7 -24 Atatürk’e Küfredenler, Siz, Onun Tırnağı Bile Olamazsınız… - Kemalistler -->

7 -24 Atatürk’e Küfredenler, Siz, Onun Tırnağı Bile Olamazsınız…

7 -24 Atatürk’e Küfredenler, Siz, Onun Tırnağı Bile Olamazsınız…

Osmanlı ve Osmanlı padişahı hayranları, Atatürk’ten önceki Türkiye’nin durumunu biliyorlar mı acaba?

Cumhuriyet ilan edildiğinde ülkemizin sosyal ve ekonomik yapısı nasıldı?

Okuma yazma oranı kadınlarda kaç, erkeklerde kaçtı?

Ne kadar fabrika vardı? Sermaye ve fabrika kimlerin elindeydi?

Demir yolları kaç kilometreydi? Bildiklerini sanmıyorum…

O zaman başlayalım anlatmaya:

Birinci Dünya savaşında yurdumuz 550 bin kayıp verdi. Yenilginin ardından Mondros Ateşkes Antlaşması imzalandı. Buna göre Osmanlı orduları dağıtılıyor, ağır silahlar teslim alınıyor; savaşı kazanan devletler arasında ülke pay ediliyordu…

Vatanın yeraltı ve yerüstü zenginliklerine el konulmuştu…

Ama bütün bu yokluk, yoksulluk, kötü koşullara ve padişahlara karşın Yedi Düvelle yapılan bağımsızlık savaşı kazanıldı ve Cumhuriyet ilan edildi…

Cumhuriyet ilan edildiğinde köyler, kentler yakılmış, yıkılmış, harabe haline getirilmişti… Üretim durmuş, tarım çökmüştü. Ekmeklik un bile dışarıdan alınıyordu.

İnsanlar aç, sefil perişandı…

Hastalık dört bir yanı sarmıştı… İnsanlar kırılıyor, hayvanlar telef oluyordu…

Frengi, verem, sıtma, tifo, tifüs bir göz hastalığı olan trahom dört bir yanı sarmıştı.

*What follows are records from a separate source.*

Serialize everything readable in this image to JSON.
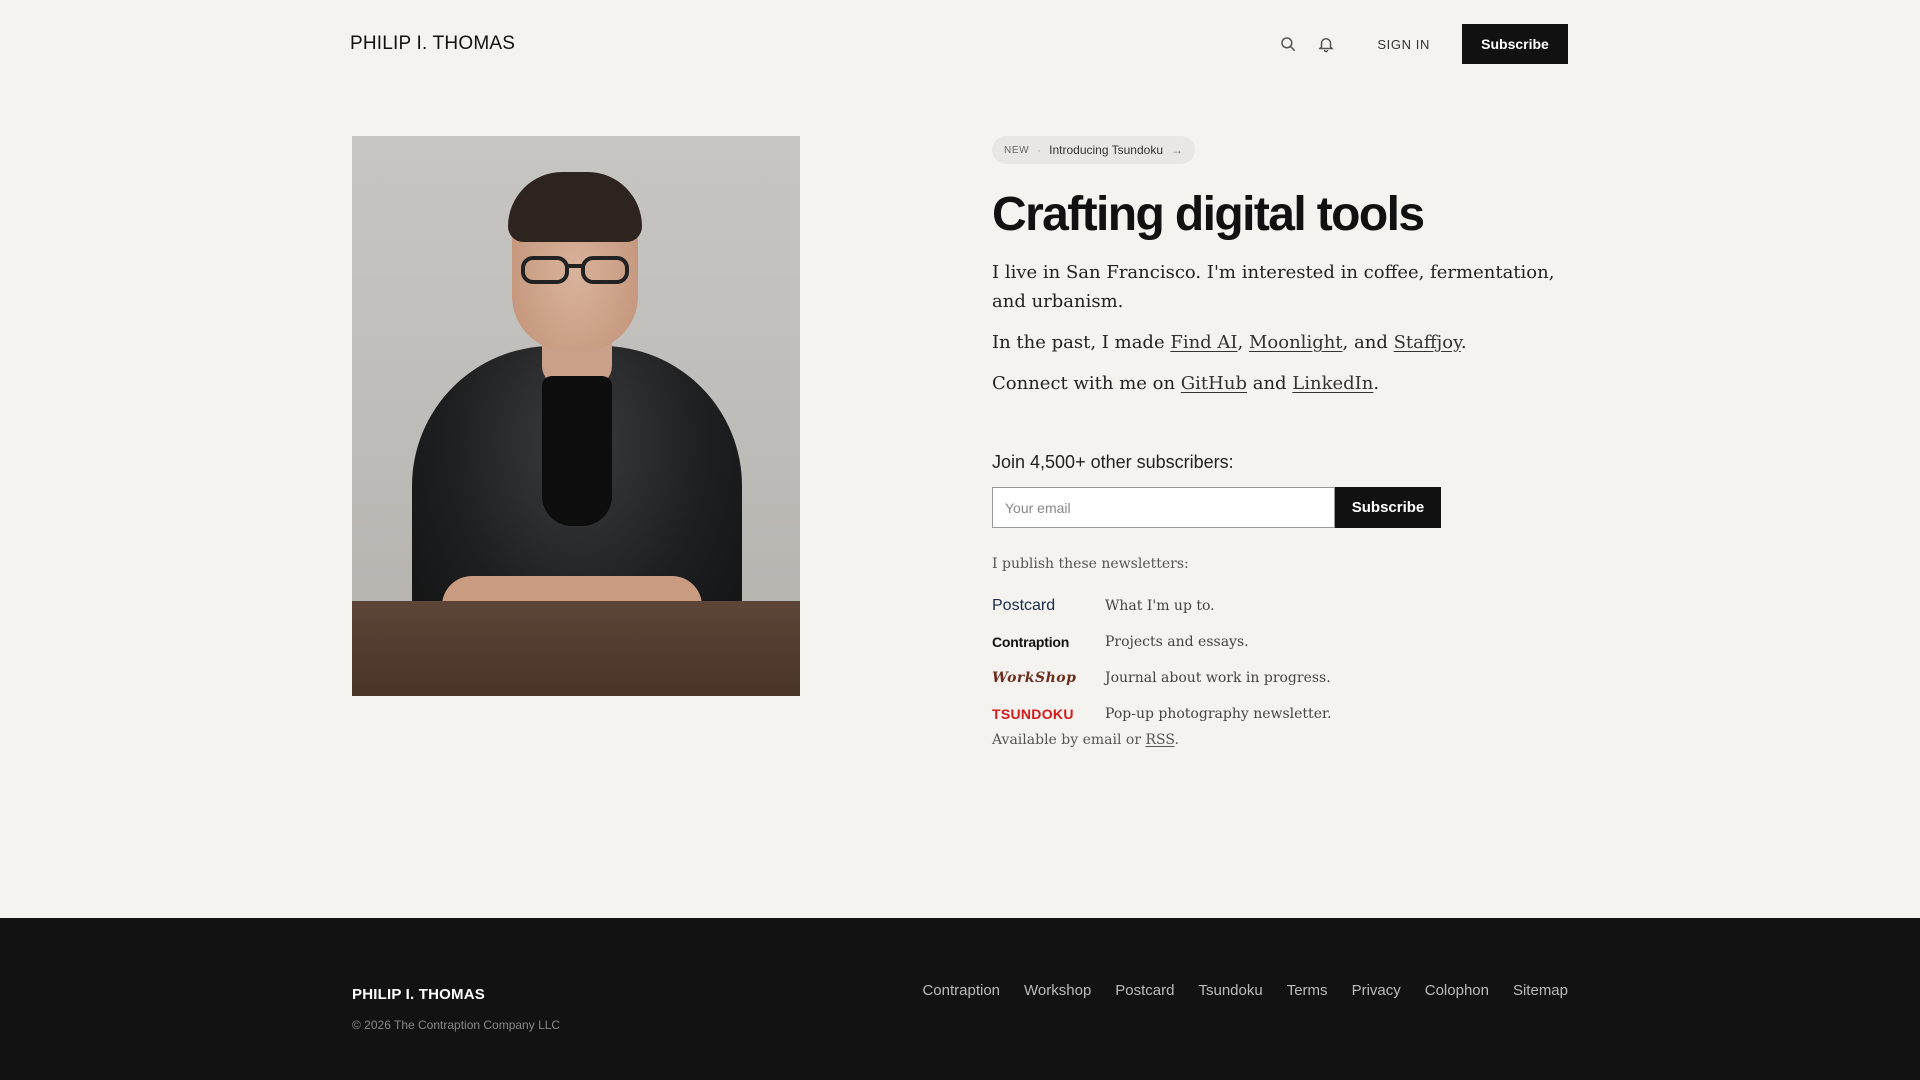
{
  "header": {
    "site_title": "PHILIP I. THOMAS",
    "signin_label": "SIGN IN",
    "subscribe_label": "Subscribe"
  },
  "hero": {
    "pill_tag": "NEW",
    "pill_separator": "·",
    "pill_text": "Introducing Tsundoku",
    "pill_arrow": "→",
    "headline": "Crafting digital tools",
    "para1": "I live in San Francisco. I'm interested in coffee, fermentation, and urbanism.",
    "para2_prefix": "In the past, I made ",
    "para2_link1": "Find AI",
    "para2_sep1": ", ",
    "para2_link2": "Moonlight",
    "para2_sep2": ", and ",
    "para2_link3": "Staffjoy",
    "para2_suffix": ".",
    "para3_prefix": "Connect with me on ",
    "para3_link1": "GitHub",
    "para3_sep": " and ",
    "para3_link2": "LinkedIn",
    "para3_suffix": "."
  },
  "signup": {
    "heading": "Join 4,500+ other subscribers:",
    "email_placeholder": "Your email",
    "button_label": "Subscribe"
  },
  "newsletters": {
    "intro": "I publish these newsletters:",
    "items": [
      {
        "name": "Postcard",
        "desc": "What I'm up to."
      },
      {
        "name": "Contraption",
        "desc": "Projects and essays."
      },
      {
        "name": "WorkShop",
        "desc": "Journal about work in progress."
      },
      {
        "name": "TSUNDOKU",
        "desc": "Pop-up photography newsletter."
      }
    ],
    "available_prefix": "Available by email or ",
    "available_link": "RSS",
    "available_suffix": "."
  },
  "footer": {
    "title": "PHILIP I. THOMAS",
    "copyright": "© 2026 The Contraption Company LLC",
    "nav": [
      "Contraption",
      "Workshop",
      "Postcard",
      "Tsundoku",
      "Terms",
      "Privacy",
      "Colophon",
      "Sitemap"
    ]
  },
  "colors": {
    "background": "#f4f3ef",
    "primary": "#111111",
    "footer_bg": "#121212",
    "tsundoku_red": "#d41a1a",
    "postcard_navy": "#1b2a4a",
    "workshop_brown": "#6b2e1e"
  },
  "icons": {
    "search": "search-icon",
    "notifications": "bell-icon",
    "arrow": "arrow-right-icon"
  }
}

13 milyon nüfuslu Türkiye’de 3 milyon kişi trahom, iki milyon kişi sıtma, bir milyon kişi frengi hastalığına yakalanmıştı… Bunlar saptanan resmi rakamlar ve bilinen hastalıklardı… Bit, pire, çeşitli cilt hastalıklarını bu listeye eklemiyoruz…

Bebek ölümleri yüzde 40’ın üzerindeydi. Yani doğan her iki çocuktan biri, yüz anneden yirmisi ölüyordu…

40 bin köyün 30 bininde okul yoktu… Evet, yineliyorum, 30 bininde… Vee okuma oranı 1927’lerde erkeklerde yüzde 7, kadınlarda binde 4’tü… Bu oran 1935’te erkeklerde yüzde 23, kadınlarda yüzde 8 oldu…

Her yanı mahalle mektepleri, tekkeler sarmıştı. Cahillik ve cahiller mollaların, sultanların geçim kaynağı idi… Onlar durumdan ziyadesi ile memnundular…

Kitap nedir, okumak nedir, bilim nedir, ne yararı olur, bilen yoktu…

Osmanlıyı Atatürk yıktı der Atatürk düşmanları…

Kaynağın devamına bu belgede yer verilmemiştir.